Otro error en esta guerra de los nombres o las palabras lo cometen, no sé si inconscientemente o a sabiendas los políticos nacionalistas. Ignoro si saben (seguramente sí) que la lengua no se puede prescribir. Ni siquiera la Academia; los lingüistas describen no prescriben. Sin embargo en su paranoia de defender y propagar cueste lo que cueste la lengua vernácula han conseguido que, por narices, la mayoría de los que hablamos castellano tengamos que usar Lleida, Girona, Ourense y A Coruña, por ejemplo.
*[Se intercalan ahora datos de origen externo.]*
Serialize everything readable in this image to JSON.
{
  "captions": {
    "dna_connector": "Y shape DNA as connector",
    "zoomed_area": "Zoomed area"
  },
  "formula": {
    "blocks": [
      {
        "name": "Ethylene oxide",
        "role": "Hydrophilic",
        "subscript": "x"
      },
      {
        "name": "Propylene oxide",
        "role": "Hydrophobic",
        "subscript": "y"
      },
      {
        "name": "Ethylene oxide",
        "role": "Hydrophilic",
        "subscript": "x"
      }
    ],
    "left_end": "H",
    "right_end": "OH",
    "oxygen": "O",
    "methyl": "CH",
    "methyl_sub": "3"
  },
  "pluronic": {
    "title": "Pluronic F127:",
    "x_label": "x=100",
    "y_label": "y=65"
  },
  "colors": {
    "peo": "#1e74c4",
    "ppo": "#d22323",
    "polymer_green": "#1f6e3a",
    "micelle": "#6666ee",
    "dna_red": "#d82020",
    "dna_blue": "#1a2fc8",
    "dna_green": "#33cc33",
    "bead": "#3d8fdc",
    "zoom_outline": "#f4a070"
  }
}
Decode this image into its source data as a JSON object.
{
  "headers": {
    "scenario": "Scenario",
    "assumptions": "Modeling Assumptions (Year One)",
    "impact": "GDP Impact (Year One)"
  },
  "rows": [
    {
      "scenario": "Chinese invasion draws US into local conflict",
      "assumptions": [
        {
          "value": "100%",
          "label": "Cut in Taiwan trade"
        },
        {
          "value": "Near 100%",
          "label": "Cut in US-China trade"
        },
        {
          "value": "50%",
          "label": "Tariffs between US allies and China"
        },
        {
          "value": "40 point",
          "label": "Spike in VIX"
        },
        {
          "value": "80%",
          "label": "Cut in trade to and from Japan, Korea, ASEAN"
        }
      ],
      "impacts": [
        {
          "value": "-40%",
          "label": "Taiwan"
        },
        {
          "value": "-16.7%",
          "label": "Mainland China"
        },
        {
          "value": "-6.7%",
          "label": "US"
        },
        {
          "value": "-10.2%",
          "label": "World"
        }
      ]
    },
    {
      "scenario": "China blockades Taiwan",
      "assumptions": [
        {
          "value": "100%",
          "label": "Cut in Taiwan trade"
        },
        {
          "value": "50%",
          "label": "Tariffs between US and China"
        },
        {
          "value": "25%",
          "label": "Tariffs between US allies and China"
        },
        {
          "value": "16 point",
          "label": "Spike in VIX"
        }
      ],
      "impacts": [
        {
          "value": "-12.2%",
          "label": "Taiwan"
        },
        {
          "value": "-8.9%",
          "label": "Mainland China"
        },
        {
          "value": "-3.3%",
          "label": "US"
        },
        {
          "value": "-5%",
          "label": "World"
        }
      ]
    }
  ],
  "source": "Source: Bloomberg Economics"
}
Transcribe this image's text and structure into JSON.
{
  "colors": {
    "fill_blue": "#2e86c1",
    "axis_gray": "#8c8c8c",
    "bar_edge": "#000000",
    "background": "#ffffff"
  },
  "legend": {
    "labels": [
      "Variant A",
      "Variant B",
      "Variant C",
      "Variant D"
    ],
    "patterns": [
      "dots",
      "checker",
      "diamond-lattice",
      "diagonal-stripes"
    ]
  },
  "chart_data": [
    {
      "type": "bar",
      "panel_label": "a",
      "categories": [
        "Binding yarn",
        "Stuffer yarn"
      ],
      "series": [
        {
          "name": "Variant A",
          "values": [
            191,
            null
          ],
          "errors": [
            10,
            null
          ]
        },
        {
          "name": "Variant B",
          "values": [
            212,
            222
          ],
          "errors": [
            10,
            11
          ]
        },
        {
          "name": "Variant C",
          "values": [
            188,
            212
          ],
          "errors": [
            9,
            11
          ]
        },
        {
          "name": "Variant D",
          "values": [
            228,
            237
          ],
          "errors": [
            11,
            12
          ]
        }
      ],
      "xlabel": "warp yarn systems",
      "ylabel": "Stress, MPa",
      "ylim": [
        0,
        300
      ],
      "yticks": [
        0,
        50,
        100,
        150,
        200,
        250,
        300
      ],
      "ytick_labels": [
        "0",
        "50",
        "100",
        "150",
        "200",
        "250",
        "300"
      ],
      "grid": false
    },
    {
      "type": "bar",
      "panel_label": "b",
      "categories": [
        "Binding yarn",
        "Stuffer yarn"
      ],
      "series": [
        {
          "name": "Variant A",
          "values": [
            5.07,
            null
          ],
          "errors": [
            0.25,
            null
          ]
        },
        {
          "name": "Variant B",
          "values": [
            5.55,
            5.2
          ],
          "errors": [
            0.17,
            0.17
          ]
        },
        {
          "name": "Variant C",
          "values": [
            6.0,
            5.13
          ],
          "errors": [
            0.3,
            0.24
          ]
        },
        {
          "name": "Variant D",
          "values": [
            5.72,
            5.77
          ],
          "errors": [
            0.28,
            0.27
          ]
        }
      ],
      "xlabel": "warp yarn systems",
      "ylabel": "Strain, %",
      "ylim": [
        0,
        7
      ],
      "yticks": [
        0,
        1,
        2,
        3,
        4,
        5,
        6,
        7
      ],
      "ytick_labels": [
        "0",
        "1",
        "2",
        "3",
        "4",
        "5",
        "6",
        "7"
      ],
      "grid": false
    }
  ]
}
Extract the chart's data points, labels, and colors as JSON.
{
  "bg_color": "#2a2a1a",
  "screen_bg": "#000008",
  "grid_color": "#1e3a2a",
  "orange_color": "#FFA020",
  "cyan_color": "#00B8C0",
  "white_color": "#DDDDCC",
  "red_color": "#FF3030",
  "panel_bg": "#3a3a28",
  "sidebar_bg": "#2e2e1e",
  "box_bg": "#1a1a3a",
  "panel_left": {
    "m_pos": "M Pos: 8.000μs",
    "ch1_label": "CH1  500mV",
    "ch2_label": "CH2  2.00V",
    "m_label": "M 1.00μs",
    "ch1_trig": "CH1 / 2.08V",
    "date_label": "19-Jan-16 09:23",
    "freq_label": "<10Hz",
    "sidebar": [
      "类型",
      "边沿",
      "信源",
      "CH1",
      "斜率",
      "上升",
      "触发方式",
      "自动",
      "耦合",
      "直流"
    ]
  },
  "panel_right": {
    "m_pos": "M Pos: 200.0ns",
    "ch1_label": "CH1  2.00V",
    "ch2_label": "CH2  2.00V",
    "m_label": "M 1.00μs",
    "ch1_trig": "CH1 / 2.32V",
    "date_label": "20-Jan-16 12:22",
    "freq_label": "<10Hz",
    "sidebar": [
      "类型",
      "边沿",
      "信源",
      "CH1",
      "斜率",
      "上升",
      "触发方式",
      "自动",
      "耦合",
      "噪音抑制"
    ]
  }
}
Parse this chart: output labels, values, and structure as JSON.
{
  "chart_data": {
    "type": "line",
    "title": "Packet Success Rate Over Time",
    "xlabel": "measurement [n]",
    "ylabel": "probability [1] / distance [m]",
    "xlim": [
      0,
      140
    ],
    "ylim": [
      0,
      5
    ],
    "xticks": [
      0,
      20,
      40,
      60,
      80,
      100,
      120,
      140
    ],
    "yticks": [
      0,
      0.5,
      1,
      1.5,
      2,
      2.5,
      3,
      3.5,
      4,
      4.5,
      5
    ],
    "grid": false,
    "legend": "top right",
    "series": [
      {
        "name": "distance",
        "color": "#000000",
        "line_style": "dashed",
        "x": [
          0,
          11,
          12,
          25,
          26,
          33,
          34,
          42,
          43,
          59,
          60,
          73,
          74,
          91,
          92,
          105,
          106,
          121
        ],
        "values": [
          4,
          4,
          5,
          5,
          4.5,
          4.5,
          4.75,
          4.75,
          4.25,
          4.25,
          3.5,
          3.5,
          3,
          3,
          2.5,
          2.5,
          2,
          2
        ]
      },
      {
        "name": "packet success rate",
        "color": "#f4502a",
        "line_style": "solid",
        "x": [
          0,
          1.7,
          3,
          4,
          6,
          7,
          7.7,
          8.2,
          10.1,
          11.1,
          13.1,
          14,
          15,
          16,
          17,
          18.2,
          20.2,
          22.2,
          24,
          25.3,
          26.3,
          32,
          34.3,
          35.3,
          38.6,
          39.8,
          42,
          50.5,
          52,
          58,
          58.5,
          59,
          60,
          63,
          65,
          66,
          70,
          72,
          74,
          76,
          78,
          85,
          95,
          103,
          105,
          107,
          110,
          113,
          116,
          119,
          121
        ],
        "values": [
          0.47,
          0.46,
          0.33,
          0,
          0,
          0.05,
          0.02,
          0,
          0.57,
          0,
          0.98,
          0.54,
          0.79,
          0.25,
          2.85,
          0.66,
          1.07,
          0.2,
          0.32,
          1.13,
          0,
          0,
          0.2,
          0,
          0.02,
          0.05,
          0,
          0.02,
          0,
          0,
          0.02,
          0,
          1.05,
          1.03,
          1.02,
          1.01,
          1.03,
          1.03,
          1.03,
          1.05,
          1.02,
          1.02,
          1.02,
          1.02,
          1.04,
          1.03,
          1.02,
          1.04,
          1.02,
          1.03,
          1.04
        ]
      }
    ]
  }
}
El último caso, el de La Coruña, es especialmente curioso, ya que la propia ciudad, a través de su ayuntamiento, pidió a la Xunta su denominación en castellano sin éxito.
Finalmente, con esta misma intención de prescribir en la lengua en aras, otra vez, de lo políticamente correcto, los políticos, denominados, como ya dije, por algunos peyorativamente progres, cometen otros tantos errores. Veamos algunos ejemplos: Hace algunos años, una ministra (no recuerdo su nombre) estableció una buena mañana que debía acabarse aquella distinción de señora y señorita, pues era discriminatorio. A estas alturas del texto no creo que el lector necesite más explicaciones. Otro de los casos más curiosos y pintorescos es el de pretender nombrar los colectivos con la forma masculina y femenina a la vez. Es especialmente vistoso en los vocativos: "compañeros y compañeras" (el desuso de camaradas les ha venido de perlas), "vascos y vascas", "padres y madres"... Al inicio del discurso está muy bien y marca claramente muchas intenciones, sin embargo, incluso los apóstoles de este peculiar uso, comprueban que es insostenible a lo largo del texto sin convertirlo en un auténtico galimatías: porque es evidente que los padres y las madres quieren lo mejor para sus hijos e hijas y ellos y ellas para sus hermanos y hermanas e igualmente para sus profesores y profesoras que no pretenden otra cosa que convertirlos en ciudadanos y ciudadanas de provecho... Como evidentemente esto le chirría hasta al más fanático, entonces aparecen las omisiones, los incumplimientos de la norma y curiosos morfemas como el famoso -os/as o el extravagante @s.
Existe un principio en toda lengua que es el de economía y este problema ya estaba solucionado con un masculino que funciona, sobre todo en plural, como un epiceno, común en género para seres sexuados. Pero claro, se hace encaje de bolillos por demostrar esas pretendidas superioridades morales de las que presume algún que otro gobernante.
Para terminar, pido desde aquí, que cada uno exponga sus ideas con tenacidad infinita, que nos martirice con argumentos, axiomas, amenazas, súplicas y todos los recursos a su alcance, pero, por favor, que no manipule ni manosee la lengua, al menos no de forma tan contumaz e interesada.